There were no rare, difficult to find ingredients, as there sometimes are in our cookbook challenges, but the recipe did call for all-natural peanut butter, and, since we are a definite Jif family, that purchase had to be made.
The eggplant was roasted whole in the skin, with only a few pin pricks, which made peeling and chopping the vegetable really easy.
After sautéing onion in bacon fat and butter, adding the cooked eggplant, the peanut butter and a little cream pretty much got the dish ready for the oven again.
The bread crumb topping - now there was a lovely finisher! Adding chopped peanuts to the requisite herbs, breadcrumbs and butter added another layer of that Southern legume that rocked!
The recipe called for putting everything in a shallow casserole or pie plate to finish in the oven, and we had this WHOLE conversation about using a Pyrex pie plate (of which I have several) and whether or not it would handle the 425 degree over temperature. Robert found internet evidence that Pyrex is safe up to 425, but my pie plates are old, like second and third generation, and I wasn’t convinced. In the end, we used a Le Creuset shallow casserole, and it worked beautifully.
(Any thoughts out there about your glass Pyrex pie plates in a hotter than 400 degree oven?)
Anyway, not to provide an unbalanced meal, Robert (Protein King - see above) decided to pair this vegetable casserole with Tomahawk Pork Chops. (Eyes rolling back in head thinking how good this was!)

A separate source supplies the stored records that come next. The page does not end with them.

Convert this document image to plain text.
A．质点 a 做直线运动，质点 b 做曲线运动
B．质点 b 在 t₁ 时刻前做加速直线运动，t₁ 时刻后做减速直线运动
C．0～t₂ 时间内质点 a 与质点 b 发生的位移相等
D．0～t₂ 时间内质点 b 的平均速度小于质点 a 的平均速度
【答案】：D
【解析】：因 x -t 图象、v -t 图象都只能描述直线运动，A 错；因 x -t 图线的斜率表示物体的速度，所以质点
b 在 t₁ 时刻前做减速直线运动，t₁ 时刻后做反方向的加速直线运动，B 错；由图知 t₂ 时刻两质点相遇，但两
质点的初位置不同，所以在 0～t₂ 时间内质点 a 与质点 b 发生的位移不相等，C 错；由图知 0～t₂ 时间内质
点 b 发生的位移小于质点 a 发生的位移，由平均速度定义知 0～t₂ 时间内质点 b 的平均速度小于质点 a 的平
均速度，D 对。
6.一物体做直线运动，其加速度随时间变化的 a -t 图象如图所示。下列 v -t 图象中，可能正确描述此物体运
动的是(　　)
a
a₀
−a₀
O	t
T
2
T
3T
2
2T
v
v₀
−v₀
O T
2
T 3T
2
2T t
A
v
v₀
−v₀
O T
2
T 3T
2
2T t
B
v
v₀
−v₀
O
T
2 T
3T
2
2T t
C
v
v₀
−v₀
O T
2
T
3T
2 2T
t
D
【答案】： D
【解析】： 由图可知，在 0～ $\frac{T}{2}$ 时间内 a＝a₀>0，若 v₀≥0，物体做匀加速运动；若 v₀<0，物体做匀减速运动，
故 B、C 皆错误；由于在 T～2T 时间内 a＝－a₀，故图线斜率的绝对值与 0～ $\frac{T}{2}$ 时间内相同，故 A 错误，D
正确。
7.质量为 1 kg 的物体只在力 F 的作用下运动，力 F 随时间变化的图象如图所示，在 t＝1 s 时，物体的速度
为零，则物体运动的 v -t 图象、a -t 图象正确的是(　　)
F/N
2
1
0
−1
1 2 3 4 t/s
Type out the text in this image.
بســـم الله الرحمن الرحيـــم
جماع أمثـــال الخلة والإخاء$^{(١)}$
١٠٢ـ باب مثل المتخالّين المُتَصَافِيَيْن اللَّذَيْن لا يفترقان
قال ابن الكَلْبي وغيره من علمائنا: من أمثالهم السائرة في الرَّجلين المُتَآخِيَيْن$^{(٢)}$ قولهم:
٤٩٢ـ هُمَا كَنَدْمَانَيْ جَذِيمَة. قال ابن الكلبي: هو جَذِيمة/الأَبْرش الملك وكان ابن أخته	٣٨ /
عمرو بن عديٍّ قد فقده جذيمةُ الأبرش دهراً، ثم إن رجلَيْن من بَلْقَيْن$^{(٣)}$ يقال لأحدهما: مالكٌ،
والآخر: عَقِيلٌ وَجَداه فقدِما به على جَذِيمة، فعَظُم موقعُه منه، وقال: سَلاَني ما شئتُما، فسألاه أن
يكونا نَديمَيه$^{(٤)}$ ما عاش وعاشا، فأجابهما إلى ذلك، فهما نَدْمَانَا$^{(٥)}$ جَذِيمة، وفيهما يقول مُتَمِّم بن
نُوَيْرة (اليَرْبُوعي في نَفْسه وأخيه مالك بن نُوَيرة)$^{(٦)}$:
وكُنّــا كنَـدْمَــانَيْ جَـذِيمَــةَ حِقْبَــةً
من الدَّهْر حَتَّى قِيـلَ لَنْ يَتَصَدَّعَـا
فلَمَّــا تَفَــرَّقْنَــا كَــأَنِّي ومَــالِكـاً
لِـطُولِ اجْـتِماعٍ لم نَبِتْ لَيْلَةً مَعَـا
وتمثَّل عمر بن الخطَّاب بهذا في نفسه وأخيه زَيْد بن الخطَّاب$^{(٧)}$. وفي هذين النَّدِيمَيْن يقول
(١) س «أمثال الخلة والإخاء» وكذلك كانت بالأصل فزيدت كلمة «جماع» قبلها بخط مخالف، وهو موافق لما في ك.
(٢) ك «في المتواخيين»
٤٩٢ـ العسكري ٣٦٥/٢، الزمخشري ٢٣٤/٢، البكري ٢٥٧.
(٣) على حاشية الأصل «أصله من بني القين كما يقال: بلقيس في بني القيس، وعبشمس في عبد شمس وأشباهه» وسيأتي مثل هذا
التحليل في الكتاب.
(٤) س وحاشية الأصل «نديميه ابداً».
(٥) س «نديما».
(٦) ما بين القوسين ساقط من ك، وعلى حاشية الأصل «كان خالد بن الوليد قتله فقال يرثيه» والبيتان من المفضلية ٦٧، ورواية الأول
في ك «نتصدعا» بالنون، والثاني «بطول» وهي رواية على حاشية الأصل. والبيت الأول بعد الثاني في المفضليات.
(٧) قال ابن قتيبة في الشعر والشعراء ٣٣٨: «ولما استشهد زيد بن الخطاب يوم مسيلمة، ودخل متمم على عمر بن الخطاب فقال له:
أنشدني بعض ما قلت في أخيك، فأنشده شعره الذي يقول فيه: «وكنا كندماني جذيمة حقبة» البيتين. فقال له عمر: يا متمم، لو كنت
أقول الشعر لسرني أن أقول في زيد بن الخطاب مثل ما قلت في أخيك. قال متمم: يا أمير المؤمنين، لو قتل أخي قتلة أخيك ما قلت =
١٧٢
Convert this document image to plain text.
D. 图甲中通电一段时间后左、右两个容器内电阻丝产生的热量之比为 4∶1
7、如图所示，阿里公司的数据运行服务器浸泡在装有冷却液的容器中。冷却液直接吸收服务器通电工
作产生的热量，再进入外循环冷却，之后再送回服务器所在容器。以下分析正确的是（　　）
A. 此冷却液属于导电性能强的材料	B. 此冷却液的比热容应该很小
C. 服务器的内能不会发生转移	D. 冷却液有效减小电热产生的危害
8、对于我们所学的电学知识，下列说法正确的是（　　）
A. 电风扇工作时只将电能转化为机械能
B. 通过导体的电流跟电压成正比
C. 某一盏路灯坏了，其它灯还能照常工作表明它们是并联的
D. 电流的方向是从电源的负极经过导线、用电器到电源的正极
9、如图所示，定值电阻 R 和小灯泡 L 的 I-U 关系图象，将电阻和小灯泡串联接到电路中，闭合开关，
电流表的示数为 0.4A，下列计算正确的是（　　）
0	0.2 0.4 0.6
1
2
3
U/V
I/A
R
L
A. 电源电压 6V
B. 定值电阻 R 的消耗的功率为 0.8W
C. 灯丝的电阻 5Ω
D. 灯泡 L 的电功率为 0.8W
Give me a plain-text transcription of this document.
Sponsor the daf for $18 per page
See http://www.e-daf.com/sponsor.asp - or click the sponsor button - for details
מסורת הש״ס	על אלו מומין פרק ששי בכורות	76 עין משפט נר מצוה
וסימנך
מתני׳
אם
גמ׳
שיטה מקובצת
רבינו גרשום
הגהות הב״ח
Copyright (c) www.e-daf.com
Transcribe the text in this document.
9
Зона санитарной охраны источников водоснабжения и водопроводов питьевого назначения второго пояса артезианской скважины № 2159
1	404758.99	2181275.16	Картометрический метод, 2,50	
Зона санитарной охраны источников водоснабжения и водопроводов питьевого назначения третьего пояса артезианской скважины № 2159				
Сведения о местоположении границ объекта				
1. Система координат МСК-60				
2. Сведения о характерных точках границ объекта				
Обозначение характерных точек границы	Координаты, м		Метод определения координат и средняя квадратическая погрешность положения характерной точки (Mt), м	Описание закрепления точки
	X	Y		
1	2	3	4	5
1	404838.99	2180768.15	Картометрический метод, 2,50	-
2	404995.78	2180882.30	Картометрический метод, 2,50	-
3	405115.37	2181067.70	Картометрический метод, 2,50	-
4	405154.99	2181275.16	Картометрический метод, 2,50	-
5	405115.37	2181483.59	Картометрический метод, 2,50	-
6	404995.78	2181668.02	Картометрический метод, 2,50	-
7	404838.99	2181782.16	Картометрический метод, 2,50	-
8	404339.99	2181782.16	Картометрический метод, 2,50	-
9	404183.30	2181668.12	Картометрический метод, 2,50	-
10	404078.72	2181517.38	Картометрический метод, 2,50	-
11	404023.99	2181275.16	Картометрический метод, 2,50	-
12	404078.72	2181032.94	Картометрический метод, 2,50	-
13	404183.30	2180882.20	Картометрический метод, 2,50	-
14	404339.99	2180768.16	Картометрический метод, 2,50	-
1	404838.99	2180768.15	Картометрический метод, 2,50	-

Listen, do find this cookbook and buy it, not just for the lovely Baked Eggplant, which was delicious, but because, it truly is a Gift of Southern Cooking, in every way.
And, if you can, reserve a time and make a trip to Marion for your own Biscuit Experience. I guarantee it will be unforgettable!
Until next time, cook up something!
I’ve made those biscuits and they are sublime!